Fédération Camerounaise de Football
TOMBI A ROKO SIDIKI : « La CCA n’a rien à voir avec les contentieux électoraux »

Depuis Ndola en Zambie, où il séjourne à l’occasion de la Can juniors, le président de la FECAFOOT a réagi par rapport à la sentence du Tas du 27 février dernier.

Quel est votre sentiment à la suite de la récente décision du TAS ?

La décision du TAS est une très bonne décision qui est largement en notre faveur. Quand le TAS demande que la partie adverse revienne au Cameroun se plier aux juridictions internes, ça voudrait dire je pense bien que le TAS reconnait que ce n’est pas à lui de venir faire exécuter une décision de la CCA au Cameroun et à partir de là, nous à la Fédération nous n’avons jamais fait appel de cette décision de la CCA pour la simple et unique raison que la CCA n’a rien avoir avec les contentieux électoraux. Le collaborateur chargé du juridique du Ministre des Sports s’est surabondamment exprimé sur cette question et quand le TAS demande donc de revenir aux juridictions camerounaises, ça nous renvoie à ce qu’on a dit il y a plus d’un an à savoir que nous ne reconnaissons pas cette décision vu que la CCA n’a pas compétence à juger des litiges électoraux.

Vous sentez vous perturber dans votre travail par cette affaire ?

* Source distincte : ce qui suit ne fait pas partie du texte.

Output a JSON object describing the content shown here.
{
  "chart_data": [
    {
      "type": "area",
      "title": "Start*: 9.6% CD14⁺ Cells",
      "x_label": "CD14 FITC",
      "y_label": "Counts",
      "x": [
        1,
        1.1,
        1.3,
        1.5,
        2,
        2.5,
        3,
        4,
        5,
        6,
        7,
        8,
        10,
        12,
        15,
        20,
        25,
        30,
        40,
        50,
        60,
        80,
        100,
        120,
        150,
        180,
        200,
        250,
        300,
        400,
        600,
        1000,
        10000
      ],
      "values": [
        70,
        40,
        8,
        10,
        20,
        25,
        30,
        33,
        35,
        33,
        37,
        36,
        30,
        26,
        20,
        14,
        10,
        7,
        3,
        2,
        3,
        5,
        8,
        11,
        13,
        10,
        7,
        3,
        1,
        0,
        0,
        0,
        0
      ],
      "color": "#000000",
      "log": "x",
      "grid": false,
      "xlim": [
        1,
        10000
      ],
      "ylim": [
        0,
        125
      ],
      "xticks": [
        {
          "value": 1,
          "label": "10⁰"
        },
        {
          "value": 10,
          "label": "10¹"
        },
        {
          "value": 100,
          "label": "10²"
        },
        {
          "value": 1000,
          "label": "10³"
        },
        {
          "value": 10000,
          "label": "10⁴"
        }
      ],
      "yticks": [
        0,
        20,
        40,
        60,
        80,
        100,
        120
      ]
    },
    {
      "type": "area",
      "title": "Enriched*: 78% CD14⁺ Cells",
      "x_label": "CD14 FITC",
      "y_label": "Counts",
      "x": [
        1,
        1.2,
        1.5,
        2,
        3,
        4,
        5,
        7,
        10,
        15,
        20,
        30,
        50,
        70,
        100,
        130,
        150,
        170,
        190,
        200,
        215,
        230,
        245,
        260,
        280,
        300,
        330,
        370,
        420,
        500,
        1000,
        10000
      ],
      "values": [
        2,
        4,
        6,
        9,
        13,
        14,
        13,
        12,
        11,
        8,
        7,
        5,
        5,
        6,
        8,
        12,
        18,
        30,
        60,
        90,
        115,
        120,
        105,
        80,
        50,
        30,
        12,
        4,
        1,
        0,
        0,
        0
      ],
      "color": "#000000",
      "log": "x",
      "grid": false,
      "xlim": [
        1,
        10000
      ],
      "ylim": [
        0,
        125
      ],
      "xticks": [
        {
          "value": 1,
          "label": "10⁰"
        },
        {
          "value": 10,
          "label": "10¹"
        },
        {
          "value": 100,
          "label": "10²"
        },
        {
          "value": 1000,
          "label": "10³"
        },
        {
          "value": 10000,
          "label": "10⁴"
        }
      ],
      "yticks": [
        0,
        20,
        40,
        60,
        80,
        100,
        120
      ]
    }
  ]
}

C’est vrai que ces derniers mois ceux qui ne veulent pas que le Cameroun avancent ont posé des actes de manière à nous perturber mais nous n’avons jamais douté dans cette histoire même le Président du CNOSC s’est exprimé en disant que c’était un problème de disposition dans un alinéa d’un article et ça ne saurait engendrer l’annulation de tout un processus électoral qui coute excessivement cher et il faut bien qu’on comprenne que reprendre les élections aujourd’hui est synonyme de déstabilisation, engendrer d’énormes moyens financiers que la Fédération n’a pas d’ailleurs. Vous avez vu ce que ça a couté 25 mois de normalisation, avec des élections annulées qui recommençaient. Donc à partir de là il faudrait bien que certains camerounais aient pitié du Cameroun qui n’a pas besoin de ça actuellement. Les prochaines élections auront lieu dans deux ans et demi et le collège électoral est connu. Donc ils peuvent dès maintenant commencer à contacter les électeurs et se mettre au travail que de faire les tours en Suisse.

Cette sentence tombe au moment où vous participez à la Can juniors avec les Lionceaux…

Rendu à aujourd’hui nous nous occupons de l’intérêt du Cameroun, de son image et de la performance de nos équipes nationales toutes catégories confondues et c’est ce qui justifie notre présence ici en Zambie et vous pouvez être rassuré que cette décision ne nous perturbe pas, elle nous encourage plutôt à pousser les enfants à se surpasser pour revenir de la Zambie avec une qualification pour la Coupe du monde des U20. Quand vous avez un plan de développement, un plan de management, vous devez avoir la veine dans tout ce que vous faites et la veine c’est Dieu qui la donne, et je profite de l’opportunité pour lui dire merci car sans lui nous n’aurions rien eu et c’est pour ça que je demande d’avantage qu’on se mette en prière pour notre pays qui en a tant besoin. Je dis continuons à prier pour notre pays, parce qu’il a besoin de ça, c’est-à-dire des femmes qui vont à la Can, qui arrivent en finale et qui montrent un très bon visage du football camerounais. Les hommes qui vont à la Can 2017 au Gabon et qui remportent le trophée. Voilà les U17 qui se qualifient pour la Can de leur catégorie ; Les A’ qui se qualifient pour le Chan au Rwanda. Pour avoir des résultats comme on les observe actuellement il faut travailler dur et prier pour que le Seigneur mette la main car lui-même a dit tu mangeras à la sueur de ton front.